Con ellos se deshizo la dirección de un movimiento precoz que hubiese antecedido crónicamente a la Revolución de las Trece Colonias medio siglo después, o a la gala a finales de siglo. Hoy esta historia con una buena ración de chiste y otra buena cucharada de fantasía se ofrece como recurso literario o poético, una recurrente temática o un disfraz infantil. Testimonios edulcorados por sus vencedores, que con el tiempo se volvieron en mitos platónicos, en puras fábulas para satirizar la crudeza con la que un hombre puede presentar batalla en las fronteras sitiadas de su prosperidad.

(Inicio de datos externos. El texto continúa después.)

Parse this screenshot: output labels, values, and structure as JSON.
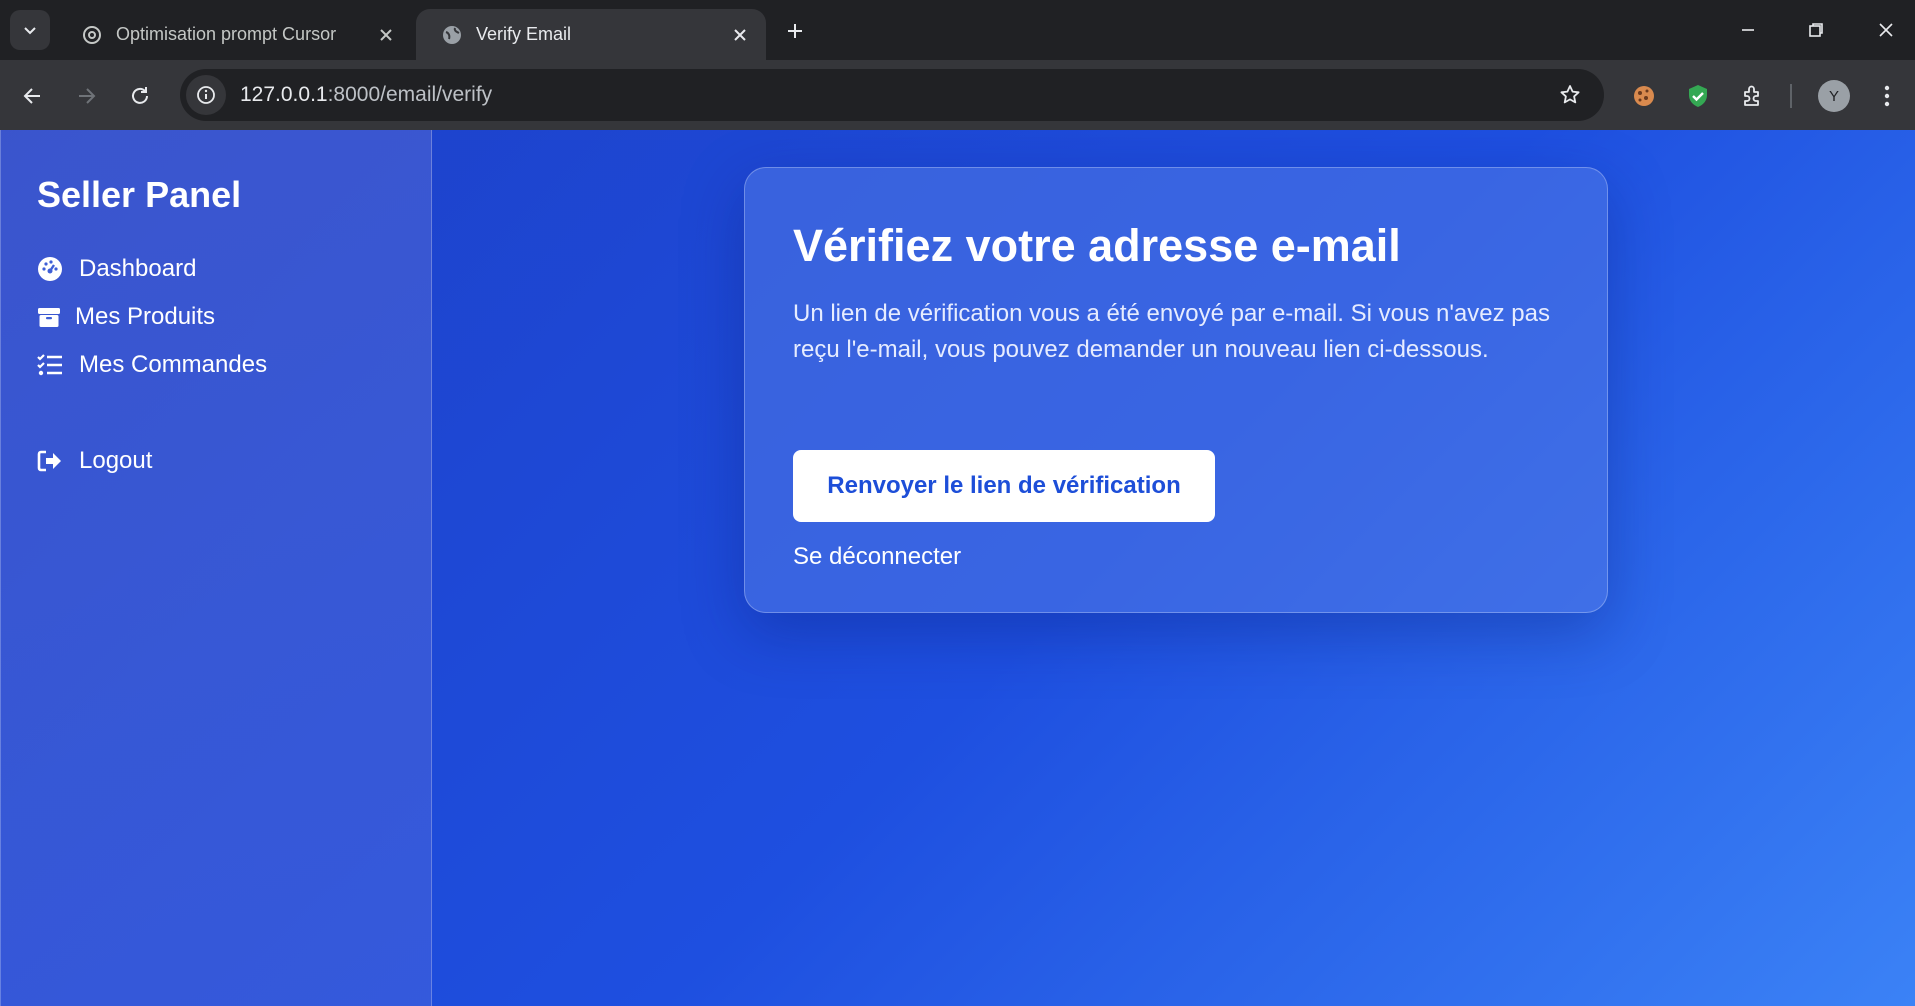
{
  "browser": {
    "tabs": [
      {
        "title": "Optimisation prompt Cursor",
        "favicon": "openai-icon",
        "active": false
      },
      {
        "title": "Verify Email",
        "favicon": "globe-icon",
        "active": true
      }
    ],
    "url_host": "127.0.0.1",
    "url_path": ":8000/email/verify",
    "profile_initial": "Y"
  },
  "sidebar": {
    "brand": "Seller Panel",
    "items": [
      {
        "label": "Dashboard",
        "icon": "gauge-icon"
      },
      {
        "label": "Mes Produits",
        "icon": "box-icon"
      },
      {
        "label": "Mes Commandes",
        "icon": "list-check-icon"
      }
    ],
    "logout_label": "Logout"
  },
  "card": {
    "title": "Vérifiez votre adresse e-mail",
    "message": "Un lien de vérification vous a été envoyé par e-mail. Si vous n'avez pas reçu l'e-mail, vous pouvez demander un nouveau lien ci-dessous.",
    "resend_label": "Renvoyer le lien de vérification",
    "logout_label": "Se déconnecter"
  },
  "colors": {
    "accent": "#1d4ed8",
    "background_start": "#1d3fc6",
    "background_end": "#3b82f6"
  }
}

Un homónimo es como si el Rey Jorge III de Inglaterra hubiese hecho un espectáculo de títeres con las caricaturas de Adams y Jefferson, o que Luis XVI vistiese a los bufones francos como los sans-culottes. Sabemos que no fue así como se escribió la historia, estos monarcas acabaron saboreando el ocre del liberalismo y del acero, platos que no llegaron a servirles los fugaces piratas del dieciocho.

Encendieron la mecha y se extinguieron con ella. Dicha para nosotros que el crepitar de su traca aún siga en flama viva y, que en el morbo que suscite seguir sus pasos, encontremos señales aún en el presente. En alguna cueva de nuestro día a día, en su profundidad suenan salomas enérgicas que cantan a lo indómito, a la bravura del alma, al abrigo de lo propio.

Ecos en nuestras entrañas que nos guían ante un horizonte inconmensurable, poniéndonos una mano delante para decirnos que el único límite ahí se encuentra, en el arrojo de nuestra decisión y en la fuerza empleada para su realización.